Date: 2003-Nov-02 05:15:36 Okay, I've figured out a nifty solution using "-", sqrt, and log2. I'll let Mikhael post this solution when he's ready. If anyone wants to try figuring out my solution, the problem is this: Express any integer >= 2 using only one 2, and up to two distinct operations. (As I already hinted, I happened to use trigonometric functions, but there may be non-trigonemetric approaches as well. The trigonometric functions I would consider valid are sin, cos, tan, csc, sec, cot, and their inverses (asin, acos, atan, acsc, asec, and acot). You can work in whatever angle system you want (radians, degrees, or gradients). I know of 2 solutions.

Date: 2003-Nov-02 09:21:32 The original solution follows. Very elegant. The tall thing is sqrt(). To express 2003, use 2003 square roots. _____ /_____ //_____ ///_____ ////_____ /////_____ //////_____ 7 = - log log VVVVVVV 2 2 2 You may verify this by typing "perl" in your shell and pasting this code: sub log2 { log($_[0]) / log(2) } # perl does not have log_2, only log_e print -log2(log2(sqrt(sqrt(sqrt(sqrt(sqrt(sqrt(sqrt(2)))))))));

Date: 2003-Nov-02 19:23:05 Similar to Mikhael's original solution, given a natural number n, use n iterations of sqrt(): n = log log 2 2 sqrt(sqrt(...sqrt(2)...))

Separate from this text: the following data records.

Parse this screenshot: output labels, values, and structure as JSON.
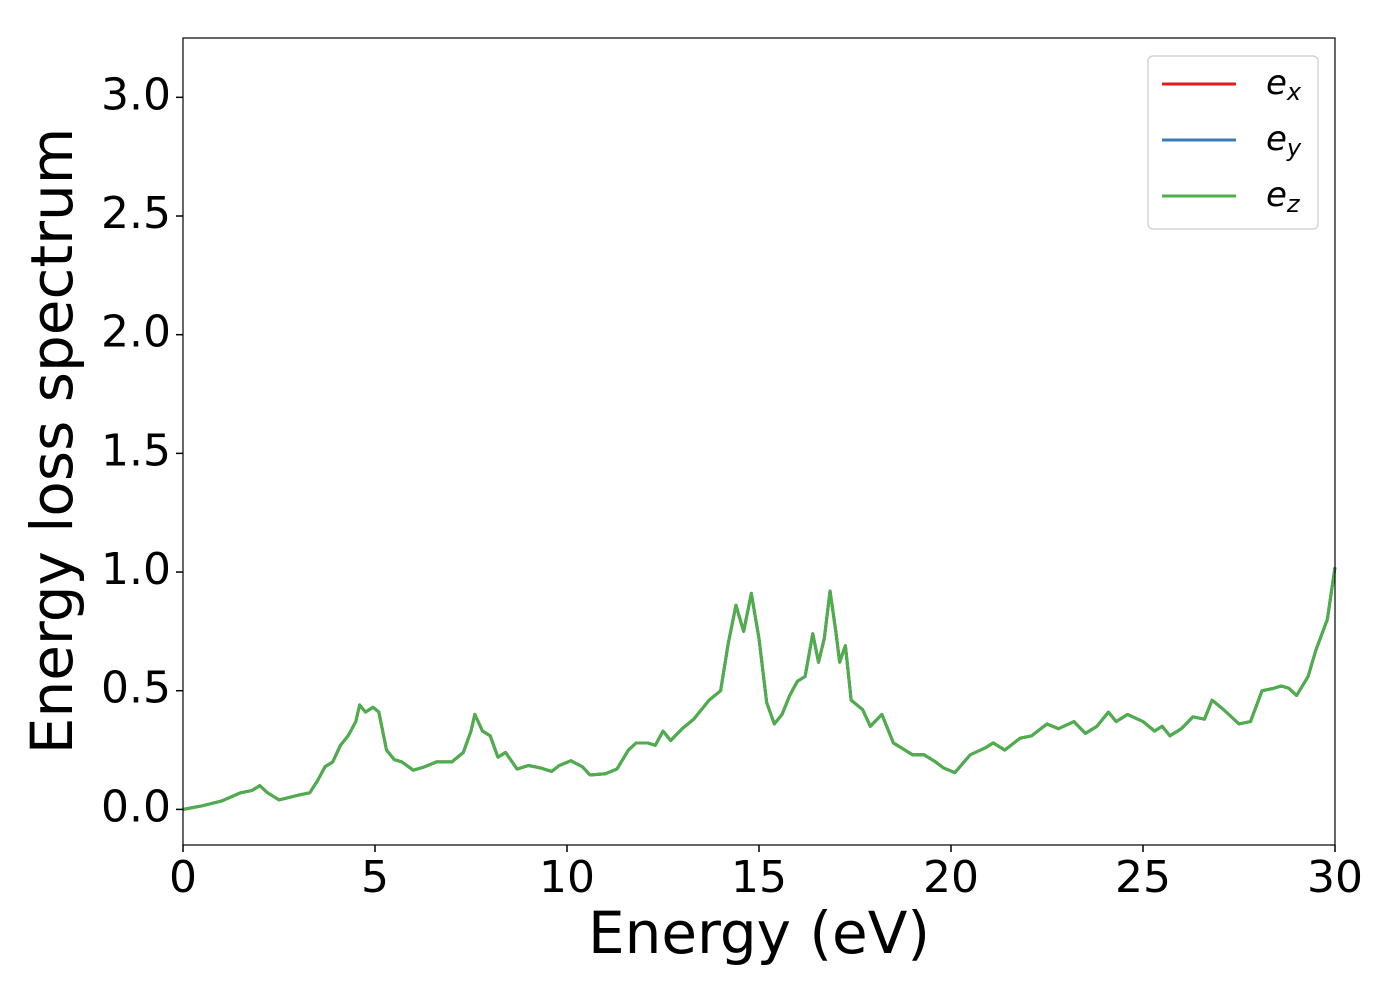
{
  "chart_data": {
    "type": "line",
    "xlabel": "Energy (eV)",
    "ylabel": "Energy loss spectrum",
    "x": [
      0,
      0.5,
      1,
      1.5,
      1.8,
      2.0,
      2.2,
      2.5,
      3.0,
      3.3,
      3.5,
      3.7,
      3.9,
      4.1,
      4.3,
      4.5,
      4.6,
      4.75,
      4.95,
      5.1,
      5.3,
      5.5,
      5.7,
      6.0,
      6.3,
      6.6,
      7.0,
      7.3,
      7.5,
      7.6,
      7.8,
      8.0,
      8.2,
      8.4,
      8.7,
      9.0,
      9.3,
      9.6,
      9.8,
      10.1,
      10.4,
      10.6,
      11.0,
      11.3,
      11.6,
      11.8,
      12.1,
      12.3,
      12.5,
      12.7,
      13.0,
      13.3,
      13.7,
      14.0,
      14.2,
      14.4,
      14.6,
      14.8,
      15.0,
      15.2,
      15.4,
      15.6,
      15.8,
      16.0,
      16.2,
      16.4,
      16.55,
      16.7,
      16.85,
      17.0,
      17.1,
      17.25,
      17.4,
      17.7,
      17.9,
      18.2,
      18.5,
      18.8,
      19.0,
      19.3,
      19.6,
      19.8,
      20.1,
      20.5,
      20.9,
      21.1,
      21.4,
      21.8,
      22.1,
      22.5,
      22.8,
      23.2,
      23.5,
      23.8,
      24.1,
      24.3,
      24.6,
      25.0,
      25.3,
      25.5,
      25.7,
      26.0,
      26.3,
      26.6,
      26.8,
      27.1,
      27.5,
      27.8,
      28.1,
      28.4,
      28.6,
      28.8,
      29.0,
      29.3,
      29.5,
      29.8,
      30.0
    ],
    "series": [
      {
        "name": "ex",
        "color": "#e41a1c",
        "values": [
          0,
          0.015,
          0.035,
          0.07,
          0.08,
          0.1,
          0.07,
          0.04,
          0.06,
          0.07,
          0.12,
          0.18,
          0.2,
          0.27,
          0.31,
          0.37,
          0.44,
          0.41,
          0.43,
          0.41,
          0.25,
          0.21,
          0.2,
          0.165,
          0.18,
          0.2,
          0.2,
          0.24,
          0.33,
          0.4,
          0.33,
          0.31,
          0.22,
          0.24,
          0.17,
          0.185,
          0.175,
          0.16,
          0.185,
          0.205,
          0.18,
          0.145,
          0.15,
          0.17,
          0.25,
          0.28,
          0.28,
          0.27,
          0.33,
          0.29,
          0.34,
          0.38,
          0.46,
          0.5,
          0.7,
          0.86,
          0.75,
          0.91,
          0.72,
          0.45,
          0.36,
          0.4,
          0.48,
          0.54,
          0.56,
          0.74,
          0.62,
          0.72,
          0.92,
          0.75,
          0.62,
          0.69,
          0.46,
          0.42,
          0.35,
          0.4,
          0.28,
          0.25,
          0.23,
          0.23,
          0.2,
          0.175,
          0.155,
          0.23,
          0.26,
          0.28,
          0.25,
          0.3,
          0.31,
          0.36,
          0.34,
          0.37,
          0.32,
          0.35,
          0.41,
          0.37,
          0.4,
          0.37,
          0.33,
          0.35,
          0.31,
          0.34,
          0.39,
          0.38,
          0.46,
          0.42,
          0.36,
          0.37,
          0.5,
          0.51,
          0.52,
          0.51,
          0.48,
          0.56,
          0.67,
          0.8,
          1.02
        ]
      },
      {
        "name": "ey",
        "color": "#377eb8",
        "values": [
          0,
          0.015,
          0.035,
          0.07,
          0.08,
          0.1,
          0.07,
          0.04,
          0.06,
          0.07,
          0.12,
          0.18,
          0.2,
          0.27,
          0.31,
          0.37,
          0.44,
          0.41,
          0.43,
          0.41,
          0.25,
          0.21,
          0.2,
          0.165,
          0.18,
          0.2,
          0.2,
          0.24,
          0.33,
          0.4,
          0.33,
          0.31,
          0.22,
          0.24,
          0.17,
          0.185,
          0.175,
          0.16,
          0.185,
          0.205,
          0.18,
          0.145,
          0.15,
          0.17,
          0.25,
          0.28,
          0.28,
          0.27,
          0.33,
          0.29,
          0.34,
          0.38,
          0.46,
          0.5,
          0.7,
          0.86,
          0.75,
          0.91,
          0.72,
          0.45,
          0.36,
          0.4,
          0.48,
          0.54,
          0.56,
          0.74,
          0.62,
          0.72,
          0.92,
          0.75,
          0.62,
          0.69,
          0.46,
          0.42,
          0.35,
          0.4,
          0.28,
          0.25,
          0.23,
          0.23,
          0.2,
          0.175,
          0.155,
          0.23,
          0.26,
          0.28,
          0.25,
          0.3,
          0.31,
          0.36,
          0.34,
          0.37,
          0.32,
          0.35,
          0.41,
          0.37,
          0.4,
          0.37,
          0.33,
          0.35,
          0.31,
          0.34,
          0.39,
          0.38,
          0.46,
          0.42,
          0.36,
          0.37,
          0.5,
          0.51,
          0.52,
          0.51,
          0.48,
          0.56,
          0.67,
          0.8,
          1.02
        ]
      },
      {
        "name": "ez",
        "color": "#4daf4a",
        "values": [
          0,
          0.015,
          0.035,
          0.07,
          0.08,
          0.1,
          0.07,
          0.04,
          0.06,
          0.07,
          0.12,
          0.18,
          0.2,
          0.27,
          0.31,
          0.37,
          0.44,
          0.41,
          0.43,
          0.41,
          0.25,
          0.21,
          0.2,
          0.165,
          0.18,
          0.2,
          0.2,
          0.24,
          0.33,
          0.4,
          0.33,
          0.31,
          0.22,
          0.24,
          0.17,
          0.185,
          0.175,
          0.16,
          0.185,
          0.205,
          0.18,
          0.145,
          0.15,
          0.17,
          0.25,
          0.28,
          0.28,
          0.27,
          0.33,
          0.29,
          0.34,
          0.38,
          0.46,
          0.5,
          0.7,
          0.86,
          0.75,
          0.91,
          0.72,
          0.45,
          0.36,
          0.4,
          0.48,
          0.54,
          0.56,
          0.74,
          0.62,
          0.72,
          0.92,
          0.75,
          0.62,
          0.69,
          0.46,
          0.42,
          0.35,
          0.4,
          0.28,
          0.25,
          0.23,
          0.23,
          0.2,
          0.175,
          0.155,
          0.23,
          0.26,
          0.28,
          0.25,
          0.3,
          0.31,
          0.36,
          0.34,
          0.37,
          0.32,
          0.35,
          0.41,
          0.37,
          0.4,
          0.37,
          0.33,
          0.35,
          0.31,
          0.34,
          0.39,
          0.38,
          0.46,
          0.42,
          0.36,
          0.37,
          0.5,
          0.51,
          0.52,
          0.51,
          0.48,
          0.56,
          0.67,
          0.8,
          1.02
        ]
      }
    ],
    "xlim": [
      0,
      30
    ],
    "xticks": [
      0,
      5,
      10,
      15,
      20,
      25,
      30
    ],
    "ylim": [
      -0.15,
      3.25
    ],
    "yticks": [
      {
        "value": 0,
        "label": "0.0"
      },
      0.5,
      {
        "value": 1,
        "label": "1.0"
      },
      1.5,
      {
        "value": 2,
        "label": "2.0"
      },
      2.5,
      {
        "value": 3,
        "label": "3.0"
      }
    ],
    "grid": false,
    "legend": "upper right"
  }
}
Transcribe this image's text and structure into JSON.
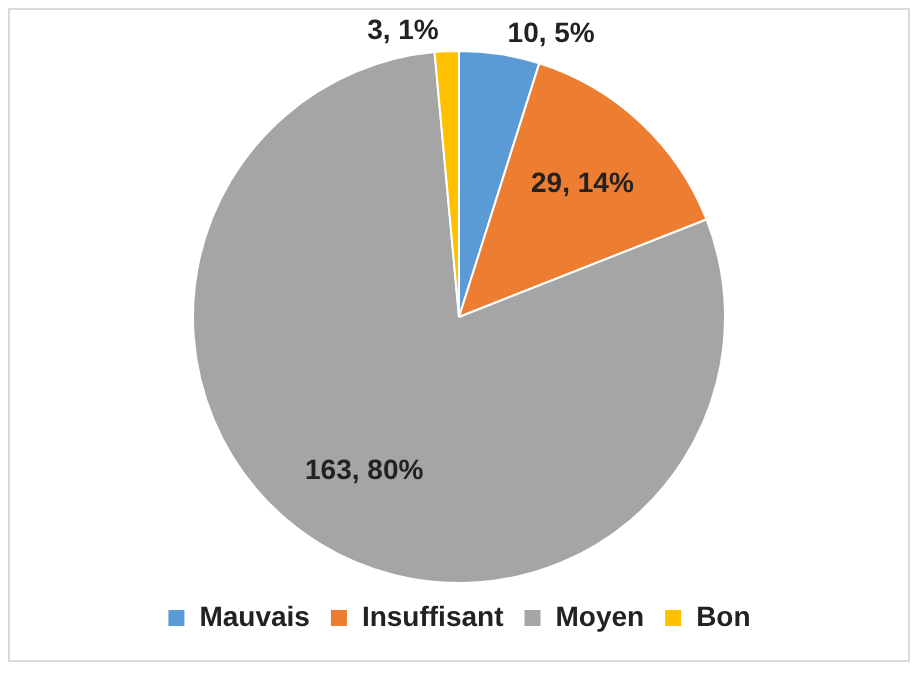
{
  "chart_data": {
    "type": "pie",
    "categories": [
      "Mauvais",
      "Insuffisant",
      "Moyen",
      "Bon"
    ],
    "values": [
      10,
      29,
      163,
      3
    ],
    "colors": [
      "#5b9bd5",
      "#ed7d31",
      "#a5a5a5",
      "#ffc000"
    ],
    "value_labels": [
      "10, 5%",
      "29, 14%",
      "163, 80%",
      "3, 1%"
    ],
    "legend": "bottom"
  }
}
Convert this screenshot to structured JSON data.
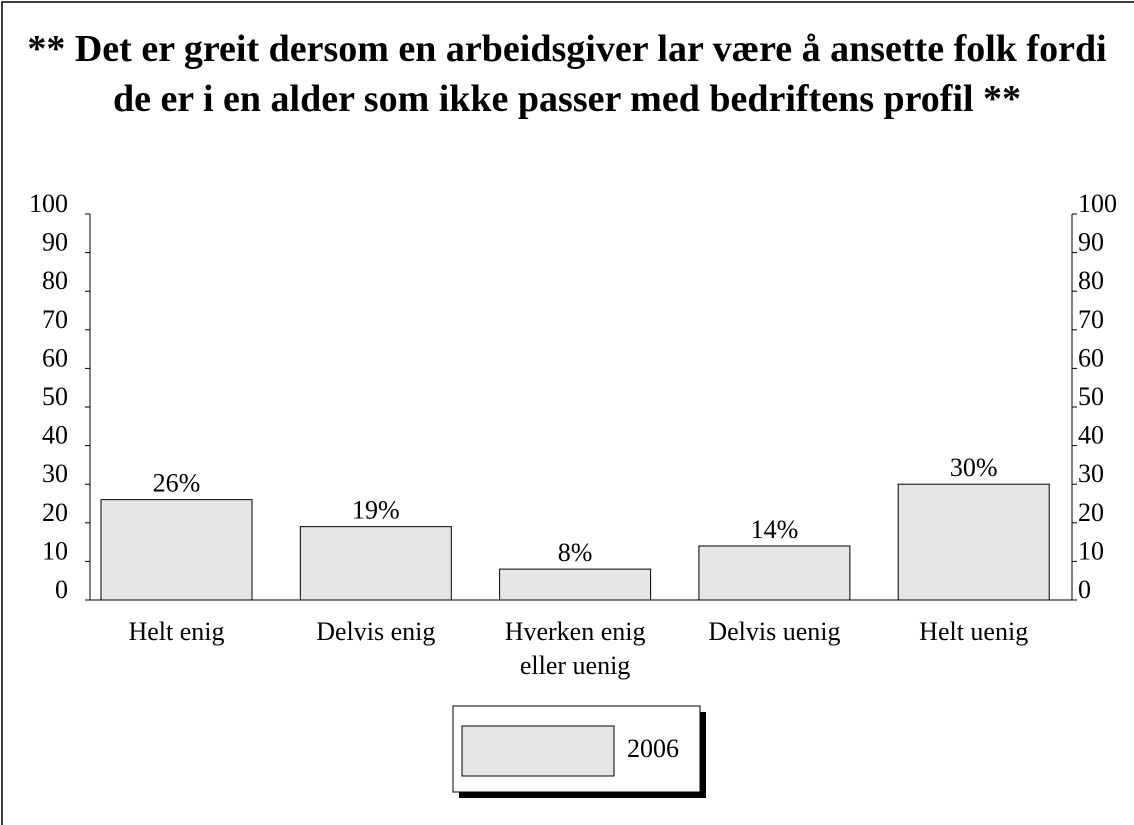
{
  "chart_data": {
    "type": "bar",
    "title": "** Det er greit dersom en arbeidsgiver lar være å ansette folk fordi de er i en alder som ikke passer med bedriftens profil **",
    "categories": [
      "Helt enig",
      "Delvis enig",
      "Hverken enig eller uenig",
      "Delvis uenig",
      "Helt uenig"
    ],
    "series": [
      {
        "name": "2006",
        "color": "#e6e6e6",
        "values": [
          26,
          19,
          8,
          14,
          30
        ],
        "value_labels": [
          "26%",
          "19%",
          "8%",
          "14%",
          "30%"
        ]
      }
    ],
    "ylim": [
      0,
      100
    ],
    "yticks": [
      0,
      10,
      20,
      30,
      40,
      50,
      60,
      70,
      80,
      90,
      100
    ],
    "y2lim": [
      0,
      100
    ],
    "y2ticks": [
      0,
      10,
      20,
      30,
      40,
      50,
      60,
      70,
      80,
      90,
      100
    ],
    "legend": "bottom"
  }
}
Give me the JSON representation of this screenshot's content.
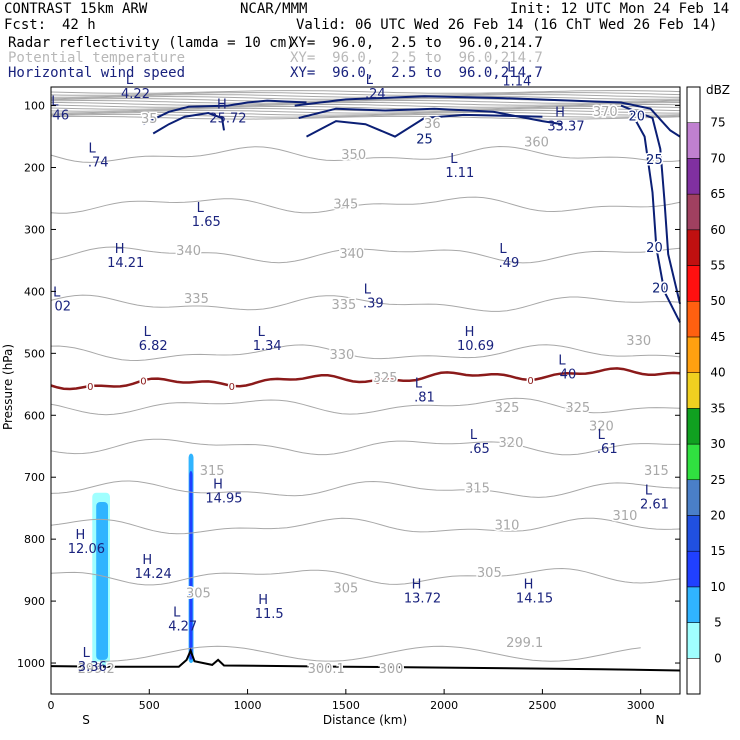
{
  "header": {
    "title": "CONTRAST 15km ARW",
    "org": "NCAR/MMM",
    "init": "Init: 12 UTC Mon 24 Feb 14",
    "fcst_label": "Fcst:",
    "fcst_value": "42 h",
    "valid": "Valid: 06 UTC Wed 26 Feb 14 (16 ChT Wed 26 Feb 14)",
    "fields": [
      {
        "name": "Radar reflectivity (lamda = 10 cm)",
        "xy": "XY=  96.0,  2.5 to  96.0,214.7",
        "style": "black"
      },
      {
        "name": "Potential temperature",
        "xy": "XY=  96.0,  2.5 to  96.0,214.7",
        "style": "gray"
      },
      {
        "name": "Horizontal wind speed",
        "xy": "XY=  96.0,  2.5 to  96.0,214.7",
        "style": "blue"
      }
    ]
  },
  "chart_data": {
    "type": "contour-cross-section",
    "xlabel": "Distance (km)",
    "ylabel": "Pressure (hPa)",
    "xlim": [
      0,
      3200
    ],
    "ylim": [
      1050,
      70
    ],
    "xticks": [
      0,
      500,
      1000,
      1500,
      2000,
      2500,
      3000
    ],
    "yticks": [
      100,
      200,
      300,
      400,
      500,
      600,
      700,
      800,
      900,
      1000
    ],
    "x_end_labels": {
      "left": "S",
      "right": "N"
    },
    "colorbar": {
      "unit": "dBZ",
      "levels": [
        0,
        5,
        10,
        15,
        20,
        25,
        30,
        35,
        40,
        45,
        50,
        55,
        60,
        65,
        70,
        75
      ],
      "colors": [
        "#ffffff",
        "#a0ffff",
        "#30b4ff",
        "#2040ff",
        "#2050e0",
        "#4a7fc8",
        "#30e040",
        "#10a020",
        "#f0d020",
        "#ffa010",
        "#ff6010",
        "#ff1010",
        "#c01010",
        "#a04060",
        "#8030a0",
        "#c080d0",
        "#ffffff"
      ]
    },
    "theta_contours": [
      {
        "level": "350",
        "p": 180,
        "x": 1540
      },
      {
        "level": "345",
        "p": 260,
        "x": 1500
      },
      {
        "level": "340",
        "p": 340,
        "x": 1500
      },
      {
        "level": "335",
        "p": 420,
        "x": 1430
      },
      {
        "level": "330",
        "p": 500,
        "x": 1450
      },
      {
        "level": "325",
        "p": 585,
        "x": 2350
      },
      {
        "level": "320",
        "p": 650,
        "x": 2350
      },
      {
        "level": "315",
        "p": 720,
        "x": 2140
      },
      {
        "level": "310",
        "p": 780,
        "x": 2320
      },
      {
        "level": "305",
        "p": 860,
        "x": 2220
      }
    ],
    "theta_labels": [
      {
        "text": "350",
        "x": 1540,
        "p": 180
      },
      {
        "text": "345",
        "x": 1500,
        "p": 260
      },
      {
        "text": "340",
        "x": 700,
        "p": 335
      },
      {
        "text": "340",
        "x": 1530,
        "p": 340
      },
      {
        "text": "335",
        "x": 740,
        "p": 412
      },
      {
        "text": "335",
        "x": 1490,
        "p": 422
      },
      {
        "text": "330",
        "x": 1480,
        "p": 503
      },
      {
        "text": "330",
        "x": 2990,
        "p": 480
      },
      {
        "text": "325",
        "x": 1700,
        "p": 540
      },
      {
        "text": "325",
        "x": 2320,
        "p": 588
      },
      {
        "text": "325",
        "x": 2680,
        "p": 588
      },
      {
        "text": "320",
        "x": 2340,
        "p": 645
      },
      {
        "text": "320",
        "x": 2800,
        "p": 618
      },
      {
        "text": "315",
        "x": 820,
        "p": 690
      },
      {
        "text": "315",
        "x": 2170,
        "p": 718
      },
      {
        "text": "315",
        "x": 3080,
        "p": 690
      },
      {
        "text": "310",
        "x": 2320,
        "p": 778
      },
      {
        "text": "310",
        "x": 2920,
        "p": 763
      },
      {
        "text": "305",
        "x": 2230,
        "p": 855
      },
      {
        "text": "305",
        "x": 1500,
        "p": 880
      },
      {
        "text": "305",
        "x": 750,
        "p": 888
      },
      {
        "text": "300",
        "x": 1730,
        "p": 1010
      },
      {
        "text": "300.1",
        "x": 1400,
        "p": 1010
      },
      {
        "text": "299.2",
        "x": 230,
        "p": 1010
      },
      {
        "text": "299.1",
        "x": 2410,
        "p": 968
      },
      {
        "text": "360",
        "x": 2470,
        "p": 160
      },
      {
        "text": "370",
        "x": 2820,
        "p": 110
      },
      {
        "text": "35",
        "x": 500,
        "p": 122
      },
      {
        "text": "36",
        "x": 1940,
        "p": 130
      }
    ],
    "zero_isotherm_label": "0",
    "zero_isotherm_label_x": [
      200,
      470,
      920,
      1660,
      2440
    ],
    "wind_labels": [
      {
        "text": "25",
        "x": 1900,
        "p": 155
      },
      {
        "text": "20",
        "x": 2980,
        "p": 118
      },
      {
        "text": "25",
        "x": 3070,
        "p": 188
      },
      {
        "text": "20",
        "x": 3070,
        "p": 330
      },
      {
        "text": "20",
        "x": 3100,
        "p": 395
      }
    ],
    "hl_markers": [
      {
        "type": "L",
        "value": "4.22",
        "x": 430,
        "p": 65
      },
      {
        "type": "H",
        "value": "25.72",
        "x": 900,
        "p": 105
      },
      {
        "type": "L",
        "value": ".24",
        "x": 1650,
        "p": 65
      },
      {
        "type": "L",
        "value": "1.14",
        "x": 2370,
        "p": 45
      },
      {
        "type": "H",
        "value": "33.37",
        "x": 2620,
        "p": 118
      },
      {
        "type": "L",
        "value": "46",
        "x": 50,
        "p": 100
      },
      {
        "type": "L",
        "value": ".74",
        "x": 240,
        "p": 176
      },
      {
        "type": "L",
        "value": "1.11",
        "x": 2080,
        "p": 193
      },
      {
        "type": "L",
        "value": "1.65",
        "x": 790,
        "p": 272
      },
      {
        "type": "H",
        "value": "14.21",
        "x": 380,
        "p": 338
      },
      {
        "type": "L",
        "value": ".49",
        "x": 2330,
        "p": 338
      },
      {
        "type": "L",
        "value": "02",
        "x": 60,
        "p": 408
      },
      {
        "type": "L",
        "value": ".39",
        "x": 1640,
        "p": 403
      },
      {
        "type": "L",
        "value": "6.82",
        "x": 520,
        "p": 472
      },
      {
        "type": "L",
        "value": "1.34",
        "x": 1100,
        "p": 472
      },
      {
        "type": "H",
        "value": "10.69",
        "x": 2160,
        "p": 472
      },
      {
        "type": "L",
        "value": "40",
        "x": 2630,
        "p": 518
      },
      {
        "type": "L",
        "value": ".81",
        "x": 1900,
        "p": 555
      },
      {
        "type": "L",
        "value": ".65",
        "x": 2180,
        "p": 638
      },
      {
        "type": "L",
        "value": ".61",
        "x": 2830,
        "p": 638
      },
      {
        "type": "H",
        "value": "14.95",
        "x": 880,
        "p": 718
      },
      {
        "type": "L",
        "value": "2.61",
        "x": 3070,
        "p": 728
      },
      {
        "type": "H",
        "value": "12.06",
        "x": 180,
        "p": 800
      },
      {
        "type": "H",
        "value": "14.24",
        "x": 520,
        "p": 840
      },
      {
        "type": "H",
        "value": "13.72",
        "x": 1890,
        "p": 880
      },
      {
        "type": "H",
        "value": "14.15",
        "x": 2460,
        "p": 880
      },
      {
        "type": "H",
        "value": "11.5",
        "x": 1110,
        "p": 905
      },
      {
        "type": "L",
        "value": "4.27",
        "x": 670,
        "p": 925
      },
      {
        "type": "L",
        "value": "3.36",
        "x": 210,
        "p": 990
      }
    ]
  }
}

Date: 2003-Nov-03 16:56:16 This problem was beautiful :) . Thanks.

Date: 2003-Nov-03 20:51:10 I tried to post before, but I guess the system went down when I was trying. The solution is quite elegant, I like it. There's one remaining question in my mind: how do you solve the problem using the trig functions, as mentioned before? I'd like to see that solution as well.